The Syrian Democratic Council (SDC) which administers Kurdish-controlled areas and is considered the political wing of the US-backed Syrian Democratic Forces (SDF), said in an online statement Sunday that they are ready to open a new page of relations with the Syrian government and avoid military options.
“When the Syrian government stated they open the door for negotiations, we did not hesitate to agree to the dialogue without conditions, and we looked positively to the statements that seek an internal Syrian dialogue,” the statement reads.
The statement came after Syrian president Bashar al-Assad said last week in an interview with Russia’s RT international broadcaster that his government had begun “opening doors for negotiations” with the SDF but did not rule out a military response if necessary.
“This is the first option.

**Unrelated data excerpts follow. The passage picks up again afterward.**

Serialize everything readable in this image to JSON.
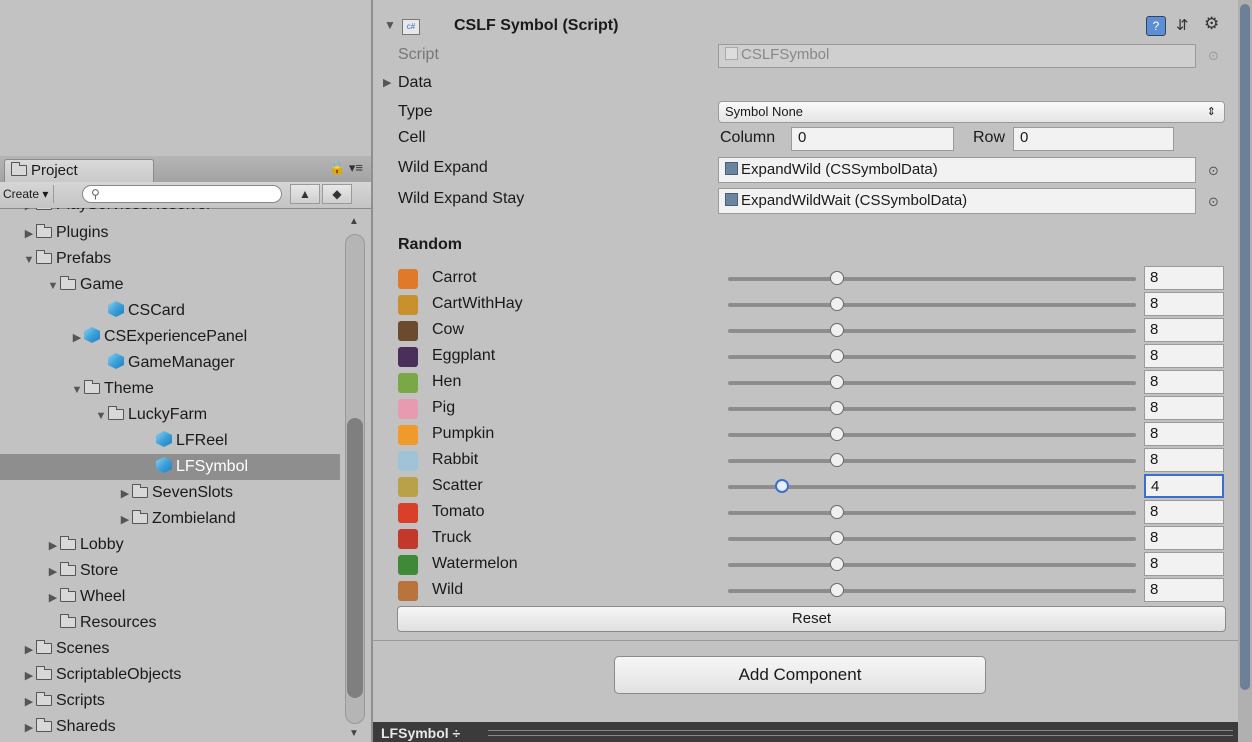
{
  "project": {
    "tab_label": "Project",
    "tab_icons": "🔒 ▾≡",
    "create_label": "Create ▾",
    "search_placeholder": "",
    "partial_top_item": "PlayServicesResolver",
    "tree": [
      {
        "label": "Plugins",
        "type": "folder",
        "arrow": "▶",
        "indent": 0
      },
      {
        "label": "Prefabs",
        "type": "folder",
        "arrow": "▼",
        "indent": 0
      },
      {
        "label": "Game",
        "type": "folder",
        "arrow": "▼",
        "indent": 1
      },
      {
        "label": "CSCard",
        "type": "prefab",
        "arrow": "",
        "indent": 3
      },
      {
        "label": "CSExperiencePanel",
        "type": "prefab",
        "arrow": "▶",
        "indent": 2
      },
      {
        "label": "GameManager",
        "type": "prefab",
        "arrow": "",
        "indent": 3
      },
      {
        "label": "Theme",
        "type": "folder",
        "arrow": "▼",
        "indent": 2
      },
      {
        "label": "LuckyFarm",
        "type": "folder",
        "arrow": "▼",
        "indent": 3
      },
      {
        "label": "LFReel",
        "type": "prefab",
        "arrow": "",
        "indent": 5
      },
      {
        "label": "LFSymbol",
        "type": "prefab",
        "arrow": "",
        "indent": 5,
        "selected": true
      },
      {
        "label": "SevenSlots",
        "type": "folder",
        "arrow": "▶",
        "indent": 4
      },
      {
        "label": "Zombieland",
        "type": "folder",
        "arrow": "▶",
        "indent": 4
      },
      {
        "label": "Lobby",
        "type": "folder",
        "arrow": "▶",
        "indent": 1
      },
      {
        "label": "Store",
        "type": "folder",
        "arrow": "▶",
        "indent": 1
      },
      {
        "label": "Wheel",
        "type": "folder",
        "arrow": "▶",
        "indent": 1
      },
      {
        "label": "Resources",
        "type": "folder",
        "arrow": "",
        "indent": 1
      },
      {
        "label": "Scenes",
        "type": "folder",
        "arrow": "▶",
        "indent": 0
      },
      {
        "label": "ScriptableObjects",
        "type": "folder",
        "arrow": "▶",
        "indent": 0
      },
      {
        "label": "Scripts",
        "type": "folder",
        "arrow": "▶",
        "indent": 0
      },
      {
        "label": "Shareds",
        "type": "folder",
        "arrow": "▶",
        "indent": 0
      }
    ]
  },
  "inspector": {
    "component_title": "CSLF Symbol (Script)",
    "script_label": "Script",
    "script_value": "CSLFSymbol",
    "data_label": "Data",
    "type_label": "Type",
    "type_value": "Symbol None",
    "cell_label": "Cell",
    "column_label": "Column",
    "column_value": "0",
    "row_label": "Row",
    "row_value": "0",
    "wild_expand_label": "Wild Expand",
    "wild_expand_value": "ExpandWild (CSSymbolData)",
    "wild_expand_stay_label": "Wild Expand Stay",
    "wild_expand_stay_value": "ExpandWildWait (CSSymbolData)",
    "random_label": "Random",
    "slider_max": 30,
    "symbols": [
      {
        "name": "Carrot",
        "value": "8",
        "color": "#e07a2a"
      },
      {
        "name": "CartWithHay",
        "value": "8",
        "color": "#c9902e"
      },
      {
        "name": "Cow",
        "value": "8",
        "color": "#6b4a2e"
      },
      {
        "name": "Eggplant",
        "value": "8",
        "color": "#4a2f5a"
      },
      {
        "name": "Hen",
        "value": "8",
        "color": "#7aa846"
      },
      {
        "name": "Pig",
        "value": "8",
        "color": "#e79ab0"
      },
      {
        "name": "Pumpkin",
        "value": "8",
        "color": "#f09a2c"
      },
      {
        "name": "Rabbit",
        "value": "8",
        "color": "#9fc4d8"
      },
      {
        "name": "Scatter",
        "value": "4",
        "color": "#b9a14a",
        "active": true
      },
      {
        "name": "Tomato",
        "value": "8",
        "color": "#d8402a"
      },
      {
        "name": "Truck",
        "value": "8",
        "color": "#c2392b"
      },
      {
        "name": "Watermelon",
        "value": "8",
        "color": "#3e8a36"
      },
      {
        "name": "Wild",
        "value": "8",
        "color": "#b8743a"
      }
    ],
    "reset_label": "Reset",
    "add_component_label": "Add Component",
    "bottom_tab_label": "LFSymbol ÷"
  }
}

If not, we’re going to resort to…liberating those areas [in northern Syria] by force,” he said. “The only problem left in Syria is the SDF.”
Elham Ahmad, the SDC’s co-chair, also confirmed that time might be ripe for negotiations with the Syrian government.
She also noted a Damascus-based political group had visited the Syrian Kurdish-led administration to “start a dialogue.”
Additionally, Aldar Khalil, the co-chair of the Movement for a Democratic Society (TEV-DEM), a coalition of mainly Syrian Kurdish parties, said talks with Damascus were meant “to develop a Syrian-Syrian solution and close the door on conflicts and wars.”
He further expressed his party’s readiness to send a delegation to Damascus to see whether the Syrian government is ready to accept an autonomous Kurdish area in the country’s northeast.
TEV-DEM and SDC are the two primary councils that rule Syria’s Kurdish-held areas in the north and are considered the political wings of the main military forces, the YPG and SDF respectively.